R. : Je dirais même que c'est beaucoup mieux que chez les Anglais. Parce que les Anglais, après la matinée consacrée aux apprentissages, disent aux enfants et aux familles : débrouillez-vous, alors qu'ici, les familles, les enfants ne se débrouillent pas, il leur est proposé gratuitement toute une série d'activités. Je crois même que, par certains égards, nous sommes en avance sur l'Angleterre et l'Allemagne.

Q. : Il y a une dizaine d'écoles qui font ça dans votre ville, cela concerne environ 1 300 enfants…

R. : 1 300 enfants sur 4000, on n'est pas loin du tiers de l'effectif.

Q. : Vous dites que l'après-midi, ils sont pris en charge. C'est la mairie qui paye ? Et comment avez-vous obtenu de l'Éducation nationale qu'elle renonce à ses privilèges à tout décider ?

R. : Il y a eu de très longues négociations et je dois à la vérité de dire que nous avons obtenu, du fait de l'expérience que nous conduisions, une aide à la fois de l'Éducation nationale et une aide du ministère de la Jeunesse et des Sports même si, c'est vrai, nous payons l'essentiel des 2 000 francs par enfant, qui est le coût de l'opération sur une année. Mais il faut savoir, à l'échelle du pays, que cela représente aussi un enjeu tout à fait considérable en matière d'emplois. Songez que nous, pour 1 300 élèves à peu près, nous mobilisons environ 200 animateurs. C'est dire que la généralisation d'une expérience telle que celle-ci n'aurait pas seulement les meilleurs effets dans le domaine pédagogique, dans le domaine de la santé des enfants, dans le domaine de leur équilibre psychologique et moral, mais cela pourrait créer un nombre d'emplois, des centaines de milliers d'emplois, ce qui est tout à fait considérable. Et à l'heure où on parle beaucoup de projet politique cohérent, je crois que la façon de traiter les nouveaux problèmes de l'école et de régler, par ailleurs, partiellement les problèmes de l'emploi pourrait opportunément être prise en compte.

Q. : Qui sont ces animateurs autour de ces enfants ?

R. : Ce sont des gens qui, pour un certain nombre d'entre eux, seraient sinon au chômage mais que nous veillons évidemment, en liaison avec le ministère de la Jeunesse et des Sports et le ministère de l'Éducation nationale, à former de manière adaptée, de manière à ce qu'ils répondent exactement à ce que nous attendons d'eux.
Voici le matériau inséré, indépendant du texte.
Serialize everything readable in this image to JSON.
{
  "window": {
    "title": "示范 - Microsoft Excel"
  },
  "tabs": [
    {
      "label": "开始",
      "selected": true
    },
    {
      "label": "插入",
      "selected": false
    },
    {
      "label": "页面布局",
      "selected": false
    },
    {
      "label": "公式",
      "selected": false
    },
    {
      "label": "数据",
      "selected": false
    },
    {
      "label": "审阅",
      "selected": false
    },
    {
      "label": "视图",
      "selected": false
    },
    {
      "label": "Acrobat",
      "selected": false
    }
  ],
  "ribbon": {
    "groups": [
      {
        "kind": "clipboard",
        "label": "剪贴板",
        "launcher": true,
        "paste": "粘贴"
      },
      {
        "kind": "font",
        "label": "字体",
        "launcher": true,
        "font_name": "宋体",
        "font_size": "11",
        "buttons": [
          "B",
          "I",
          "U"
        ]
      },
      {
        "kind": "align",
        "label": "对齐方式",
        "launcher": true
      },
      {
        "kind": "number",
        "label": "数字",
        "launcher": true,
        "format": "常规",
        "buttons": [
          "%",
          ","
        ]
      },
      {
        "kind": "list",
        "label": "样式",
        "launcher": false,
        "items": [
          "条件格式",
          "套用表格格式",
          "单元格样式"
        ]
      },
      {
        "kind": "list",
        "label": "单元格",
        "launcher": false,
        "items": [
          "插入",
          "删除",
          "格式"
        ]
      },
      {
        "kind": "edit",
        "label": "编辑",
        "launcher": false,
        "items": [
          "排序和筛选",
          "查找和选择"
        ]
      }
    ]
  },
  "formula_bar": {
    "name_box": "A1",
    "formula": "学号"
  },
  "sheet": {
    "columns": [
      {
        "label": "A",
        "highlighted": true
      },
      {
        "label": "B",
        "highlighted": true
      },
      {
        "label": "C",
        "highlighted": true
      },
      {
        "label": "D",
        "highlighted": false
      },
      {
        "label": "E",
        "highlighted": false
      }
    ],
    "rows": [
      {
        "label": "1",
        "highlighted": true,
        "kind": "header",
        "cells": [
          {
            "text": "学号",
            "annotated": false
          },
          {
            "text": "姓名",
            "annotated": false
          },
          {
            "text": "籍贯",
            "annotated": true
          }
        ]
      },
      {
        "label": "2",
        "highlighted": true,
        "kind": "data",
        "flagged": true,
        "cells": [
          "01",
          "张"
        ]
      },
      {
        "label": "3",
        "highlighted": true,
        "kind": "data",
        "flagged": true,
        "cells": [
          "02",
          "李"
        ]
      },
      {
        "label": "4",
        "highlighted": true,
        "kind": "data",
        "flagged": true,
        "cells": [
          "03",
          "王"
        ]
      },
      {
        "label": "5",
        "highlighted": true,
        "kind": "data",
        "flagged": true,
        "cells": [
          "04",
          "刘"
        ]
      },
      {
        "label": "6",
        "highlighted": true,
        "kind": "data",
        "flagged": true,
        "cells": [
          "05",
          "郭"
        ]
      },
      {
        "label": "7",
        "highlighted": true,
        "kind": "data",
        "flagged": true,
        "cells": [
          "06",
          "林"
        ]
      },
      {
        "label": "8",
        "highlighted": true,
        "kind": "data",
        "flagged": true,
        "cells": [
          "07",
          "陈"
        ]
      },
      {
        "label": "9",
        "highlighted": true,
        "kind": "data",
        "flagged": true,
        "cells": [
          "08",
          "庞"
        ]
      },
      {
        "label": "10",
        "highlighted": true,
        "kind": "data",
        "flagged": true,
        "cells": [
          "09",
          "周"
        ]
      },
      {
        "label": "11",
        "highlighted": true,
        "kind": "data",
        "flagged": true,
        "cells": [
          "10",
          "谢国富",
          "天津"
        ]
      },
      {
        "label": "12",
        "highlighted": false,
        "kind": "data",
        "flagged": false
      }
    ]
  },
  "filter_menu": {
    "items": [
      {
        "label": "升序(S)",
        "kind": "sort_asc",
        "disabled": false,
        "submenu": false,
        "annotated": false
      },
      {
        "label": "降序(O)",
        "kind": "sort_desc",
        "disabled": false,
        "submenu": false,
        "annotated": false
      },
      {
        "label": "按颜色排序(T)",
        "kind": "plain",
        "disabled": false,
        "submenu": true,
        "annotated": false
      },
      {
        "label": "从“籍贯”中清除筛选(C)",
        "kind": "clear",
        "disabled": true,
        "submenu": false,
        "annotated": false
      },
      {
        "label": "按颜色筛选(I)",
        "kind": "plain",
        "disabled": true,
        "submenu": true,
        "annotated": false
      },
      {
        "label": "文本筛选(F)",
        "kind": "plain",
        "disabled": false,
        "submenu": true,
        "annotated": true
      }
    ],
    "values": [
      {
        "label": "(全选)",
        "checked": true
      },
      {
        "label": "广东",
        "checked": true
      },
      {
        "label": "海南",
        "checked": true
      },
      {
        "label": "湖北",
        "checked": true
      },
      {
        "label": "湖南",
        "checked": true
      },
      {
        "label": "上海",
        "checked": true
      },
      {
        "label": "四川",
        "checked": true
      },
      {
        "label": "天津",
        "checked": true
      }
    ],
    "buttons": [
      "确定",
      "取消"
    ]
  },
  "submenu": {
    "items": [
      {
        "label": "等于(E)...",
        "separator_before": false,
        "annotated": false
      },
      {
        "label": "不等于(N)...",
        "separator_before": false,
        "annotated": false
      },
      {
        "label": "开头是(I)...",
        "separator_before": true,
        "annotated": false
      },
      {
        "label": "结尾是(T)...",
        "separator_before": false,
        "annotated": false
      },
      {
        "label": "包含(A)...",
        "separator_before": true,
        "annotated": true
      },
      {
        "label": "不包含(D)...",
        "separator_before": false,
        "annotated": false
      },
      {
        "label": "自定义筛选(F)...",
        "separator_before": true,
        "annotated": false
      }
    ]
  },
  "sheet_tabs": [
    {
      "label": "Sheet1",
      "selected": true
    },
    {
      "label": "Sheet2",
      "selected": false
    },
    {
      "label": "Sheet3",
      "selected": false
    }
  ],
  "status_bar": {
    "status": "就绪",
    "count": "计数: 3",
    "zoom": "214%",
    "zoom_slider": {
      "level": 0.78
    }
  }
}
Mais ce sont, généralement, des jeunes, ce sont aussi des membres des clubs sportifs de la ville, ce qui permet de réaliser une sorte de rencontre, de symbiose entre toute la vie sociale d'une part et l'école d'autre part.

Q. : À Épinal, les enfants vont à l'école le mercredi, le samedi matin…

R. : Du lundi au vendredi, ils vont à l'école de 8h à midi. Ils ont des séquences de 45-50 minutes et pendant ces 20 heures, du lundi au vendredi, cinq fois quatre heures, ils procèdent aux apprentissages fondamentaux. Ensuite, le lundi après-midi normalement, ils ont éducation physique et sportive, Pendant deux heures et demie, dans le cadre des programmes officiels. Puis, le mardi, de 14h à 16h30, le jeudi de 14 h à 16h30, également le vendredi, nous les prenons en charge, généralement par demi-groupe et ils ont toute une série d'activités qui leur sont proposées en séquences sur le trimestre ou sur l'année. Cela va du golf à l'équitation en passant à l'initiation à la vidéo. Et les enfants qui m'entourent, en cette fin de matinée, qui sortent de la salle à manger, iront tout à l'heure faire, pour les uns de l'aéromodélisme, pour les autres de l'informatique, pour les autres encore du tir à l'arc.

Q : Vous êtes violemment contre la semaine de quatre jours, vous dites même qu'il y a trop de vacances l'été. Les meilleurs mois d'apprentissage sont l'été et on ne les utilise pas ?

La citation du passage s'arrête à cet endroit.